Intel Pledges $300 Million to Improve Its Workplace Diversity

LAS VEGAS, NV - JANUARY 06:  Intel Corp. CEO Brian Krzanich delivers a keynote address at the 2015 International CES at The Venetian Las Vegas on January 6, 2015 in Las Vegas, Nevada. CES, the world's largest annual consumer technology trade show, runs through January 9 and is expected to feature 3,600 exhibitors showing off their latest products and services to about 150,000 attendees.  (Photo by Ethan Miller/Getty Images)

Intel Pledges $300 Million to Improve Its Workplace Diversity

CEO Brian Krzanich says the investment will be used for recruitment and providing programs that help to retain and support hired minorities and women.

Published January 8, 2015

The CEO of one of the world’s leading tech companies recently acknowledged a huge underrepresentation of minorities and women in his workforce and has dedicated $300 million toward closing the gap, Time reports.

“It’s time to step up and do more,” Intel CEO Brian Krzanich said during his keynote address at the Computer Electronics Show. “It’s not good enough to say we value diversity and then underrepresent women and minorities. Intel wants to lead by example.”
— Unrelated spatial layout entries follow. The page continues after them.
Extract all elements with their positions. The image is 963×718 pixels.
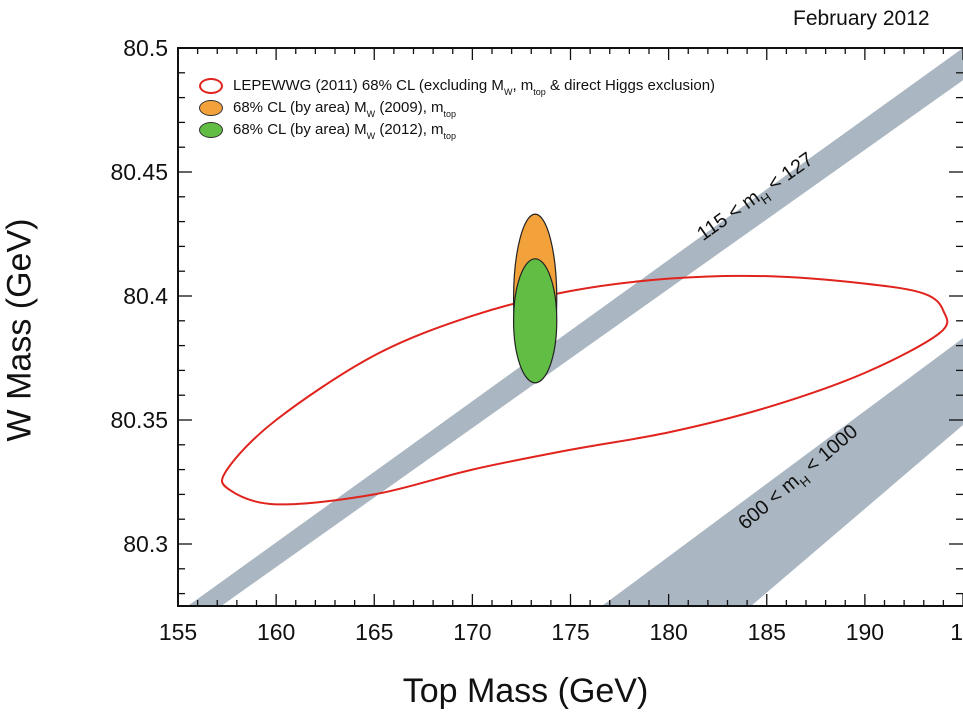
- x-tick-label: 175: [551, 619, 589, 645]
- legend-label-lepewwg: LEPEWWG (2011) 68% CL (excluding MW, mto…: [233, 77, 716, 97]
- y-tick-label: 80.35: [110, 407, 168, 433]
- higgs-band-1: [187, 48, 963, 606]
- annotation-date: February 2012: [793, 7, 930, 30]
- y-tick-label: 80.5: [123, 35, 168, 61]
- green-ellipse-icon: [199, 122, 223, 138]
- open-ellipse-icon: [199, 78, 223, 94]
- higgs-mass-bands: [187, 48, 963, 606]
- x-tick-label: 185: [748, 619, 786, 645]
- axis-ticks: 155 160 165 170 175 180 185 190 19 80.3 80.35 80.4 8…: [110, 35, 963, 645]
- contour-mw-2012: [512, 258, 558, 384]
- x-tick-label: 19: [950, 619, 963, 645]
- legend-label-2009: 68% CL (by area) MW (2009), mtop: [233, 99, 457, 119]
- confidence-contours: [221, 213, 949, 506]
- x-tick-label: 155: [159, 619, 197, 645]
- x-axis-label: Top Mass (GeV): [402, 672, 649, 710]
- y-tick-label: 80.3: [123, 531, 168, 557]
- y-tick-label: 80.45: [110, 159, 168, 185]
- legend-label-2012: 68% CL (by area) MW (2012), mtop: [233, 121, 457, 141]
- band-label-1: 115 < mH < 127: [693, 148, 820, 248]
- x-tick-label: 165: [355, 619, 393, 645]
- plot-frame: [177, 47, 963, 607]
- y-tick-label: 80.4: [123, 283, 168, 309]
- orange-ellipse-icon: [199, 100, 223, 116]
- x-tick-label: 160: [257, 619, 295, 645]
- contour-lepewwg-2011: [221, 274, 949, 506]
- y-axis-label: W Mass (GeV): [0, 218, 39, 442]
- x-tick-label: 190: [846, 619, 884, 645]
- x-tick-label: 180: [649, 619, 687, 645]
- x-tick-label: 170: [453, 619, 491, 645]
- higgs-band-2: [601, 338, 963, 606]
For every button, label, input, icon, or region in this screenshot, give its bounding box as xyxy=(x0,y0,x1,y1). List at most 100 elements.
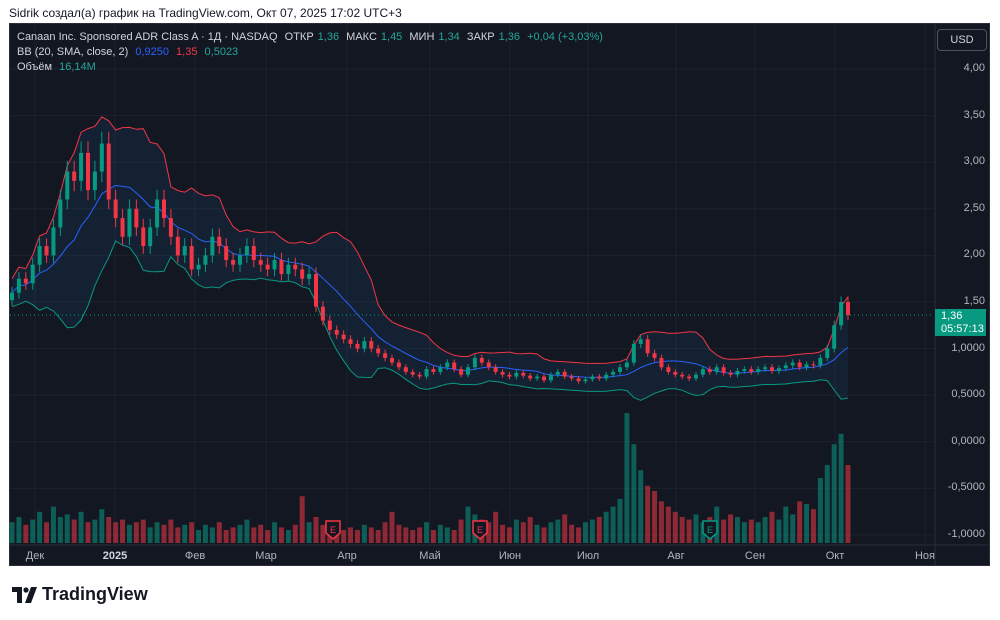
volume-bar xyxy=(306,522,312,543)
candle-body xyxy=(576,378,581,382)
candle-body xyxy=(314,274,318,307)
volume-bar xyxy=(686,519,692,543)
candle-body xyxy=(535,376,540,379)
volume-bar xyxy=(424,522,430,543)
volume-bar xyxy=(244,519,250,543)
volume-bar xyxy=(299,496,305,543)
volume-bar xyxy=(120,519,126,543)
tradingview-logo[interactable]: TradingView xyxy=(12,584,148,605)
volume-bar xyxy=(658,501,664,543)
volume-bar xyxy=(85,522,91,543)
time-tick: Окт xyxy=(825,550,845,562)
candle-body xyxy=(431,369,436,372)
volume-bar xyxy=(209,527,215,543)
candle-body xyxy=(721,367,726,373)
low-value: 1,34 xyxy=(438,31,460,43)
volume-bar xyxy=(16,517,22,543)
volume-bar xyxy=(189,522,195,543)
candle-body xyxy=(604,374,609,379)
volume-bar xyxy=(817,478,823,543)
candle-body xyxy=(700,369,705,375)
candle-body xyxy=(590,376,595,380)
attribution: Sidrik создал(а) график на TradingView.c… xyxy=(9,6,402,20)
candle-body xyxy=(479,357,484,363)
volume-bar xyxy=(652,491,658,543)
volume-bar xyxy=(99,509,105,543)
earnings-label: E xyxy=(330,525,336,535)
volume-bar xyxy=(396,524,402,543)
currency-button[interactable]: USD xyxy=(937,29,987,51)
bb-label[interactable]: BB (20, SMA, close, 2) xyxy=(17,46,129,58)
candle-body xyxy=(99,143,104,172)
candle-body xyxy=(210,236,215,256)
candle-body xyxy=(72,171,77,181)
candle-body xyxy=(120,218,125,237)
bb-upper-line xyxy=(11,116,849,364)
price-tick: 0,0000 xyxy=(951,434,985,447)
candle-body xyxy=(424,369,429,377)
candle-body xyxy=(155,199,160,228)
price-tick: -0,5000 xyxy=(947,481,985,494)
volume-bar xyxy=(589,519,595,543)
candle-body xyxy=(521,372,526,376)
candle-body xyxy=(58,199,63,228)
candle-body xyxy=(811,364,816,366)
volume-bar xyxy=(769,511,775,543)
volume-bar xyxy=(444,527,450,543)
candle-body xyxy=(396,362,401,368)
candle-body xyxy=(542,376,546,381)
volume-bar xyxy=(348,527,354,543)
bb-upper: 1,35 xyxy=(176,46,198,58)
volume-bar xyxy=(486,522,492,543)
time-tick: Июн xyxy=(498,550,522,562)
candle-body xyxy=(369,341,374,349)
candle-body xyxy=(320,306,325,321)
volume-bar xyxy=(216,522,222,543)
candle-body xyxy=(390,357,394,363)
candle-body xyxy=(10,292,14,301)
volume-bar xyxy=(230,527,236,543)
volume-bar xyxy=(106,517,112,543)
candle-body xyxy=(189,246,194,270)
current-price-label: 1,36 05:57:13 xyxy=(935,309,986,336)
candle-body xyxy=(438,367,443,372)
volume-bar xyxy=(748,519,754,543)
volume-label[interactable]: Объём xyxy=(17,61,53,73)
candle-body xyxy=(106,143,111,200)
volume-bar xyxy=(140,519,146,543)
candle-body xyxy=(182,246,187,256)
bb-basis: 0,9250 xyxy=(135,46,169,58)
volume-bar xyxy=(133,522,139,543)
bb-basis-line xyxy=(11,184,849,378)
candle-body xyxy=(555,371,560,375)
time-tick: 2025 xyxy=(102,550,128,562)
symbol-name[interactable]: Canaan Inc. Sponsored ADR Class A · 1Д ·… xyxy=(17,31,278,43)
time-tick: Июл xyxy=(576,550,600,562)
candle-body xyxy=(258,260,263,265)
candle-body xyxy=(327,320,332,330)
volume-bar xyxy=(638,470,644,543)
candle-body xyxy=(452,362,457,370)
volume-bar xyxy=(610,506,616,543)
candle-body xyxy=(127,208,132,237)
candle-body xyxy=(23,278,28,284)
volume-bar xyxy=(168,519,174,543)
volume-bar xyxy=(50,506,56,543)
earnings-marker xyxy=(472,520,488,540)
candle-body xyxy=(307,274,312,279)
volume-bar xyxy=(251,527,257,543)
candle-body xyxy=(244,246,249,256)
volume-bar xyxy=(278,527,284,543)
volume-bar xyxy=(617,498,623,543)
price-tick: 3,50 xyxy=(963,108,985,121)
volume-bar xyxy=(161,524,167,543)
volume-bar xyxy=(810,509,816,543)
candle-body xyxy=(383,353,388,358)
volume-bar xyxy=(665,506,671,543)
volume-bar xyxy=(824,465,830,543)
volume-bar xyxy=(37,511,43,543)
volume-bar xyxy=(645,485,651,543)
candle-body xyxy=(113,199,118,219)
candle-body xyxy=(694,374,698,379)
Krzanich also admitted that the task of achieving “full representation” of women and minorities by 2020 will be “difficult to achieve,” but noted “this is the right thing to do.”

According to PC Magazine, the multi-million-dollar investment will be used to recruit more women and minorities for engineering and computer science positions, actively support and retain those new hires and fund programs to encourage more positive diversity within the technology and gaming industries at large.

A 2013 diversity report released by the company showed that males made up 66 percent of Intel’s workforce, while women, Hispanics and Blacks constituted only 24 percent, 8 percent and 4 percent, respectively.

“We’re calling on our industry to again make the seemingly impossible possible by making a commitment to real change and clarity in our goals,” Krzanich said in a recently released statement. “Without a workforce that more closely mirrors the population, we are missing opportunities, including not understanding and designing for our own customers.”